Из рассказов Веры Ивановны Анненковой и других старожилов (в изложении Надежды Ивановны Мердер)
Деда своего по матери, Федора Марковича Полторацкого, Вера Ивановна называла ужасным человеком. Она чувствовала к нему страх и отвращение, он казался ей олицетворением сатаны в человеческом образе. С демоническою наглостью глумился он над всем, что дорого и свято христианину, проявляя при этом ошеломляющий цинизм и дерзко пользуясь для своих разбойничьих целей, природною ловкостью и блестящим умом на изобретение средств вредить своим ближним, начиная от жен своих и детей и кончая теми из посторонних, которых ему казалось выгодным ограбить или совсем стереть с лица земли, всеми способами, не останавливаясь перед насилием, с поджогами и ядом включительно.

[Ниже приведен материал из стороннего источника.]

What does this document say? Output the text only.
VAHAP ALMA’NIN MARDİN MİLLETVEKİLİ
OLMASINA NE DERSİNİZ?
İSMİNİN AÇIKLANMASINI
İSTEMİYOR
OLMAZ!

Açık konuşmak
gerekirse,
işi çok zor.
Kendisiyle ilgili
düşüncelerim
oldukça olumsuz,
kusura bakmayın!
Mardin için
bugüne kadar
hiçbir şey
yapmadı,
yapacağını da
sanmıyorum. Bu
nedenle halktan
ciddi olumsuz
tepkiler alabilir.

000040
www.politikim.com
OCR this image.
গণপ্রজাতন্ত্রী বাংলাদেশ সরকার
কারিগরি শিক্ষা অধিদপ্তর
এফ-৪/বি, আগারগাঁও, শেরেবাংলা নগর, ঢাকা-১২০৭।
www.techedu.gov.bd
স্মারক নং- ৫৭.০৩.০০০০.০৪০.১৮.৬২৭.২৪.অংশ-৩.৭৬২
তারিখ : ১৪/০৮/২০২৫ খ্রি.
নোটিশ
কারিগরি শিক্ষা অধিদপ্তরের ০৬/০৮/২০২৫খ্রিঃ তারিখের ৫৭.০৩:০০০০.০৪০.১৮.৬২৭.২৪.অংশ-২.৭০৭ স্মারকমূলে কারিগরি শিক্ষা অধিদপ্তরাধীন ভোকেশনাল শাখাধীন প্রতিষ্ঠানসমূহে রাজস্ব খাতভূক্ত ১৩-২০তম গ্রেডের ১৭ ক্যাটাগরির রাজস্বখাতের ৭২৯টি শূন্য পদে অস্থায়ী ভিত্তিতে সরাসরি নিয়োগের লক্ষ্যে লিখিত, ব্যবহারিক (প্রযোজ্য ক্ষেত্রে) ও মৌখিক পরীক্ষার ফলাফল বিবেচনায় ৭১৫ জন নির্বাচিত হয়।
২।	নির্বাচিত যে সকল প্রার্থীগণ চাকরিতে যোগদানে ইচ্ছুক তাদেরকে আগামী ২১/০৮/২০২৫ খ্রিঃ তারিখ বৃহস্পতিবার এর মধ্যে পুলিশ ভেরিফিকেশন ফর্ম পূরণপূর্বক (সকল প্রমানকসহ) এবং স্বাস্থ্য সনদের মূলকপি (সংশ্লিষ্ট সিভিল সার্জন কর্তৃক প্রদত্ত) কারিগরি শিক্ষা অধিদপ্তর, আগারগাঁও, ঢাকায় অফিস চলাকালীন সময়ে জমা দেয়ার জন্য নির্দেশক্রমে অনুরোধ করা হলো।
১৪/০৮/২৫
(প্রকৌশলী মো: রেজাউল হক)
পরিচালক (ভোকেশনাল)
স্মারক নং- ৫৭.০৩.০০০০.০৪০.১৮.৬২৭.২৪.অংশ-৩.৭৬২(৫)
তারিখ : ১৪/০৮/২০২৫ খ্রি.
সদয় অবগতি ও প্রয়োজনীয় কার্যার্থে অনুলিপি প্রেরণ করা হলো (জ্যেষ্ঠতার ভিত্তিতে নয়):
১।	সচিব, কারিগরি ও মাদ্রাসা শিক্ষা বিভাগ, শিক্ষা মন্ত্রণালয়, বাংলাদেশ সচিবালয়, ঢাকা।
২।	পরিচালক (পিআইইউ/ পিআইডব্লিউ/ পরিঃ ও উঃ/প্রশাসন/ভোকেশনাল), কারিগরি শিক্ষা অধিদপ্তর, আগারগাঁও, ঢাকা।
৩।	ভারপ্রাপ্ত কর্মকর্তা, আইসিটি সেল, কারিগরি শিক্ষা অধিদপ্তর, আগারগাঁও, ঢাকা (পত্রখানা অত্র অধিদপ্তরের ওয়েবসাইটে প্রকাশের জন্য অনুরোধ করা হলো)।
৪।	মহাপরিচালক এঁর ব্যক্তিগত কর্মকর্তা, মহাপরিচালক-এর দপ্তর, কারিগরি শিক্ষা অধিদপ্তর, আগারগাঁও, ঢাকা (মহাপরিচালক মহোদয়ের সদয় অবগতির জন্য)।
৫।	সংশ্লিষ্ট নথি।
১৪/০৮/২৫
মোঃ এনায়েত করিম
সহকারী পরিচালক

Карьеру свою "цивилизованного интеллигентного разбойника", Ф. М. Полторацкий начал очень рано. За какие именно деяния был он проклят матерью, неизвестно; но проклятие это нисколько не мешало ему благоденствовать и с помощью поистине неестественной энергии и смекалки наживать на рубль сотню других, применяя к делам познания, приобретённые и на родине, и за границей, где он чувствовал себя как дома, в среде такого рода пособников и друзей, с которыми никогда еще русским дворянам за границей не приходилось сближаться.
Житейское свое поприще начал он, подобно другим, службою в блестящем гвардейском полку, но вскоре, убедившись, что даже при удаче поприще это слишком узко для его способностей и аппетитов, он вышел в отставку, поехал учиться в Берлинский университет и, вернувшись оттуда с дипломом того самого короля, которого Великая Екатерина называла "Иродом", принялся за аферы.
Какие именно, осталось отчасти тайною; но зато результаты их вскоре проявилась так явно, что оставалось только руками развести от изумления. Земельная собственность Федора Марковича увеличивалась не по дням, а по часам; его дома, фабрики, заводы, лавки вырастали как грибы всюду, куда бы он ни явился со своими проектами.
Появились, благодаря ему, в наших захолустьях такие товары, о существовании которых до него никто не имел понятия, а под наблюдением его изготовлялись такие сукна, экипажи, мебели, и в домах его устраивались такие хитроумные приспособления для топки, освещения и провода воды, такие зимние сады и оранжереи, что издалека стекались любоваться этими диковинками.
В Чернянке, имении его в Курской губернии, была зала со стеной из цельного стекла в зимний сад, отапливаемый посредством труб, проведенных в сенах; у него был дорожный дормез, вмещавший в себе, рядом с сиденьем для барина и для его слуги, с важами для вещей (здесь большие чемоданы), сундуками для провизии и прочих дорожных принадлежностей, такое множество потайных ящиков, искусно скрытых, что он провозил в этом дормезе на много тысяч контрабанды из чужих краев, и контрабанда эта наивыгоднейшим образом продавалась в лавках его в Москве и в других городах.
Всех диковинок, какие он изобретал, не перечесть, и все это производилось в его имениях, руками его крепостных, под наблюдением заграничных мастеров, которых он отсылал обратно на родину после того, как русские люди заимствовали от них необходимые сведения; потому что, как он часто говаривал: "Смышленее русского мужика нет существа на свете; надо только уметь им пользоваться".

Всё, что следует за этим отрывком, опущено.